Here’s the basic story behind the Nevada Care Plan: Obamacare supporters are worried about what will happen to people who use the exchanges/marketplaces if Trump or Congress is successful in destroying the markets. Trump has been wreaking havoc on the marketplaces by threatening to cut off the subsidies that make premiums and out-of-pocket expenses affordable. The American Health Care Act (AHCA), aka Trumpcare, Ryancare, etc. would be the death knell. As a result, millions of people who get insurance through exchanges today would be out of luck.
A Medicaid for all approach enables people at any income level to buy into Medicaid, paying premiums if their income is too high to qualify under current rules or if they are are otherwise ineligible. Medicaid provides a very comprehensive set of benefits –broader, in some ways, than commercial plans or Medicare. Prescription drugs are covered, and so is nursing home care. Even better for the patient, there are no co-pays or deductibles. Cost per patient is lower than commercial plans or Medicare because Medicaid pays physicians and hospitals rock bottom rates, and by law Medicaid gets the best pricing on drugs.
Interestingly, many of the insurance companies that have succeeded on the exchanges are Medicaid managed care plans like Centene and Molina that have adapted their products to the Obamacare population.
Medicaid for all would not preclude private plans from participating in the market. In fact, its existence could pave the way for a variety of supplemental or upgraded plans that could be purchased by individuals or offered by employers. That approach is similar to what happens in other rich countries like the UK.
In summary, Medicaid for all has some really good features:
- It bends the cost curve considerably by forcing lower prices on hospitals, physicians and other providers. The main reason healthcare spending is higher in the US than in other rich countries is because unit prices are higher here. In one fell swoop that could be addressed, even if providers aren’t entirely pleased.
- Drug pricing, which is such a lightning rod, could also be addressed quickly by bringing prices into the Medicaid framework, the one place where they are reasonably well controlled.

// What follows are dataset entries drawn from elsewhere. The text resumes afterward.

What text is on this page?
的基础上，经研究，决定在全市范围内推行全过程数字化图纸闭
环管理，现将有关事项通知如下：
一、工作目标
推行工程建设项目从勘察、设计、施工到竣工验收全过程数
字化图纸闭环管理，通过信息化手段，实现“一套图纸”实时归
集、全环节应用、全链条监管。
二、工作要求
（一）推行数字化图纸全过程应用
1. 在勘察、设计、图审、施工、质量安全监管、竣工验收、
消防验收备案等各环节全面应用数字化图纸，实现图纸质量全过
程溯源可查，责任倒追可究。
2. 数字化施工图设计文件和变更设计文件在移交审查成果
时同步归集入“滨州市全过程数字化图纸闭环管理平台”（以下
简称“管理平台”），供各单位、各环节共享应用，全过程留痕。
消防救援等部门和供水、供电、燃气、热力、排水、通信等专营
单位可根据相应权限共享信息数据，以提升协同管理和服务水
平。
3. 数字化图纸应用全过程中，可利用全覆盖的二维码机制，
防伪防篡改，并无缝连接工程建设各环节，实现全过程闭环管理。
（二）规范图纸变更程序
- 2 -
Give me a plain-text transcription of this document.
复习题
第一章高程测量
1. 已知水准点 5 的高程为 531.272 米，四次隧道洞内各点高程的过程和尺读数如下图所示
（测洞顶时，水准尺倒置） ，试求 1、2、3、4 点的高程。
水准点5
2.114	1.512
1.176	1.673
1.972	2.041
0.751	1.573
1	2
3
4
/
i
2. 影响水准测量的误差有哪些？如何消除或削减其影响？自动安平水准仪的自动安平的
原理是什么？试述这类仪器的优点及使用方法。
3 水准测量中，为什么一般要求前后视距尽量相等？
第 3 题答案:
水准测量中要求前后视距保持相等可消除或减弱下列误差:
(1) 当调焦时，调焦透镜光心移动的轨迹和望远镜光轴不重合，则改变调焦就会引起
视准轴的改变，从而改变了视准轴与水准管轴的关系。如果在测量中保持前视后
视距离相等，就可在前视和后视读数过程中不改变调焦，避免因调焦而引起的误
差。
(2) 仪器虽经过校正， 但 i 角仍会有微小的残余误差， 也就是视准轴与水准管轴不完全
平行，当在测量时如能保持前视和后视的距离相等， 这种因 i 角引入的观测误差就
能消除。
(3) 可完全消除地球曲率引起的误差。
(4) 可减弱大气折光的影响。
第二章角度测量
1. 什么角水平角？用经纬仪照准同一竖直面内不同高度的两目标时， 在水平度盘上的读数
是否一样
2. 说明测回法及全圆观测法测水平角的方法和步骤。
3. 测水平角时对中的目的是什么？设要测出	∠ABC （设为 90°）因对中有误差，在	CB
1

- It would enable everyone who wants to be covered to be covered.
- It would eliminate the vagaries of the exchanges. No one would need to worry about whether insurance companies would offer plans from year to year.
- In theory, it could enable states to innovate, assuming that they are given the freedom to modify benefits around the edges.
Admittedly, Medicaid for all might dampen innovation by reducing the financial incentives for the introduction of new drugs and devices and placing more control in the hands of government. But frankly commercial health plans have not done a good job of spurring innovation or cutting costs; few people are likely to shed a tear if their role is reduced.